University of South Florida

College of The Arts

University of South Florida

Art Student Celeste Newcomb is a Campus Movie Fest Finalist for her Film "Boy’s Turn"

Thursday, March 14, 2019

Screenshot from Boy's Turn showing cast members Sean Brown, Noah Wilbur, Dylan McBrayer, and Tyler Anderson

Screenshot from "Boy's Turn," a documentary short film directed by third-year USF art student Celeste Newcomb.

USF art student Celeste Newcomb is a finalist for the Campus Movie Fest, a national competition that provides a platform for filmmakers to share their work and connect with one another.

After exhibiting at the Marshall Center Oval Theatre alongside 84 other USF entries, Newcomb’s documentary short film, Boy’s Turn, is one of four pieces moving on to the June 2019 national round of the competition.

The film examines fragile masculinity through the perspectives of six young men.

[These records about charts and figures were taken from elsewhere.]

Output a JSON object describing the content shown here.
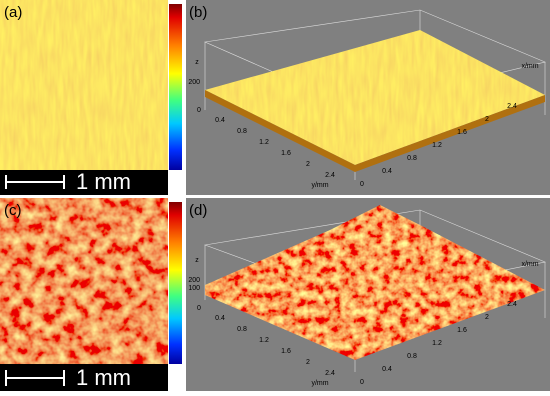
{
  "panels": [
    {
      "label": "(a)",
      "scale_bar": "1 mm"
    },
    {
      "label": "(b)",
      "z_label": "z",
      "z_ticks": [
        "200"
      ],
      "x_label": "x/mm",
      "y_label": "y/mm",
      "corner_tick": "0",
      "x_ticks": [
        "0",
        "0.4",
        "0.8",
        "1.2",
        "1.6",
        "2",
        "2.4"
      ],
      "y_ticks": [
        "0.4",
        "0.8",
        "1.2",
        "1.6",
        "2",
        "2.4"
      ]
    },
    {
      "label": "(c)",
      "scale_bar": "1 mm"
    },
    {
      "label": "(d)",
      "z_label": "z",
      "z_ticks": [
        "200",
        "100"
      ],
      "x_label": "x/mm",
      "y_label": "y/mm",
      "corner_tick": "0",
      "x_ticks": [
        "0",
        "0.4",
        "0.8",
        "1.2",
        "1.6",
        "2",
        "2.4"
      ],
      "y_ticks": [
        "0.4",
        "0.8",
        "1.2",
        "1.6",
        "2",
        "2.4"
      ]
    }
  ]
}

While Newcomb has made video works on femininity before, Boy’s Turn marks her first video exploration into masculinity.

“I’ve always been interested in gender, specifically with femininity, in my films. I usually always just focused on that,” said Newcomb. “And just recently I was given the idea to switch it up and try focusing on masculinity, which was I think a good idea because it was going out of my comfort zone.”

Boy’s Turn begins with sweeping nighttime footage of the River Walk trail in downtown Tampa. The film’s cast introduces themselves. They are Newcomb’s friends Sean Brown, Tanner Hockert, Noah Wilbur, Adan Jackson, Dylan McBrayer, and Tyler Anderson. They range in age from 18 to 22.

Newcomb collaborated with McBrayer, who composed the film’s original soundtrack. Pulsating synthesizers and metallic wind chime sounds characterize the score that plays as the cast members engage in an open conversation on masculinity and gendered social norms.

Anderson opens the video with an illustration of the environment of hegemonic masculinity he grew up in.

“I’ve always been a part of a family for generations they said men don’t cry, they don’t do these girly things, they don’t wear makeup,” says Anderson. “You’re supposed to be a man.”

Jackson follows this with a suggestion to be more open and honest with the world. He says being a part of the world isn’t about hiding weakness, but rather, showing it.

“It’s not putting your guard up. It’s allowing people to see you for who you are,” says Jackson.

Throughout the conversation, Newcomb uses pink overlays and blue gel lights as a visual representation of gender. The stylistic choice is inspired by the video work of Julie Weitz, a Los Angeles-based artist and former USF painting professor who Newcomb discovered during the artist’s visit to USF in 2016.

After discovering Weitz’ work, Newcomb took a Video, Animation, & Digital Arts (VADA) course at USF. Excited by the possibilities of the medium, Newcomb made video her primary focus. She is currently pursuing a Bachelor of Fine Arts degree in studio art with a concentration in video.

The program provides her with individualized guidance from Anat Pollack, associate professor of video, and Sean Cheatham, instructor of art and media.

“I’ve gotten really great relationships with both of them to really help me hone my practice,” said Newcomb. “It’s given me the confidence to submit to things like this.”

Boy’s Turn will screen at the national Campus Movie Fest event, CMF Terminus, June 27-30 in Atlanta.

Boy’s Turn is available online on the Campus Movie Fest website and YouTube.